Your builders have perfected your beauty...

Your oarsmen brought you into many waters,
But the east wind broke you in the midst of the seas." vv.3-4, 27

Read chapter 27
Tyre was a great city.  Well known for it's goods of all commodities and its ships for trading and exporting.  It was built on a rock, good solid foundation.
While Tyre and Sidon were considered Canaanite during the second millennium BC, scholars call the Lebanese coast after the time of the Israelite Conquest of Canaan, Phoenecia. “Phoenicia” was the name given to the region by the Greeks, from their word for purple. The ancient world’s purple dye industry developed from extracting a fluid from a Mediterranean mollusk, the murex. Not only did the people of the Phoenician coast develop this industry, they specialized in shipping this very valuable commodity all over the Mediterranean world. Beginning with David, the Tyrian connection became prominent. Hiram, king of Tyre, offered cedar trees, carpenters and masons to build David’s palace (2 Sm 5:11). (biblearchaeology.com)

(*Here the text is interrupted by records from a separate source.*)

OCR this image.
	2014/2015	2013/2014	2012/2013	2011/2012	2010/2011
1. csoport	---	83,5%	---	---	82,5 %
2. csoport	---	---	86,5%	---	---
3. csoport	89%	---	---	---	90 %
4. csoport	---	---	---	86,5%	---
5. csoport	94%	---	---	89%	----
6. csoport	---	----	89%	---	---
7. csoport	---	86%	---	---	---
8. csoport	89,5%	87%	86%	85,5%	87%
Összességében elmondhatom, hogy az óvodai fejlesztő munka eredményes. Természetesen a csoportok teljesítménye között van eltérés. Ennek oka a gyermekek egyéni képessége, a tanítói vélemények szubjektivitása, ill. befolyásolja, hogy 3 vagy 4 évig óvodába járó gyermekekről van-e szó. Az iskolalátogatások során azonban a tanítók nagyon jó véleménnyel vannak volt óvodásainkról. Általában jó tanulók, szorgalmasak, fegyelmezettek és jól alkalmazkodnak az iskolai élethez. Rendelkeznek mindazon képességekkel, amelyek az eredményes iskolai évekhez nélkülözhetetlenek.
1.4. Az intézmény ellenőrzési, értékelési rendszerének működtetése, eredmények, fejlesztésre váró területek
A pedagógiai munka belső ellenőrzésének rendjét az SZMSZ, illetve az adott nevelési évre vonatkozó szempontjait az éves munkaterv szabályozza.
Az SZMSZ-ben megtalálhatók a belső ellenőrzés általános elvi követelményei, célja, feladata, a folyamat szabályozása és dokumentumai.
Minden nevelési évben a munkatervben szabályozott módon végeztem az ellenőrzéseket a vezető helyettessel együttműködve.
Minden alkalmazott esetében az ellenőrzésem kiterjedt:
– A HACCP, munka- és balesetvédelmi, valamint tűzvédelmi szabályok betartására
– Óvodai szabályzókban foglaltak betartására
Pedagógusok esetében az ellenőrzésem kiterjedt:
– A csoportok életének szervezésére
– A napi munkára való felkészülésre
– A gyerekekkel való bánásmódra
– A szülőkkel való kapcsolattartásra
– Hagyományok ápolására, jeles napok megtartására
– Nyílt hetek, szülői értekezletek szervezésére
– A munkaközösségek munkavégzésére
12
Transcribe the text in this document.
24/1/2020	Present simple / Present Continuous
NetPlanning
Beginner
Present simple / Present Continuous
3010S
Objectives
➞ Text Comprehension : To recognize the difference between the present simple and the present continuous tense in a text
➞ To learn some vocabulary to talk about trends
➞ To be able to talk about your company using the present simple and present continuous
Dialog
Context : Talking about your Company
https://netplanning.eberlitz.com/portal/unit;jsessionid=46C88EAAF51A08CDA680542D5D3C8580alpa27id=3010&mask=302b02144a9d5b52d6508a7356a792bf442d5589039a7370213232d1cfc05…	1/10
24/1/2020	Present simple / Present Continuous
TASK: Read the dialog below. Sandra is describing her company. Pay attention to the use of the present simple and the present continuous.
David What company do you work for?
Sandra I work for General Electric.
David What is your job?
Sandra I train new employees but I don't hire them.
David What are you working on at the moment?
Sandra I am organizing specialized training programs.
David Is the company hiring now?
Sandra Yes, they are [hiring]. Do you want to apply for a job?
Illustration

The east wind is what brought the destruction of Tyre, this rock island city.  The east wind was the most dangerous wind; most violent in the Mediterranean (Ps. 48:7).  Makes me think of the movie A Perfect Storm where the sailors can't win against the sea of the hurricane that stirred up the waves to over 100 feet high and ultimately swallowed them with no trace left.  As violence of the wind causes shipwrecks so violence of the enemy causes destruction.  Figuratively the east wind is King Nebuchadnezzar of Babylon who's army will soon destroy the city as we read in chapter 26:7.  
The city was at ease for it's popularity not ready for trouble.  Tyre seems similar to the United States of America today where we are the popular number one nation yet soon our downfall will be from those of the Middle East.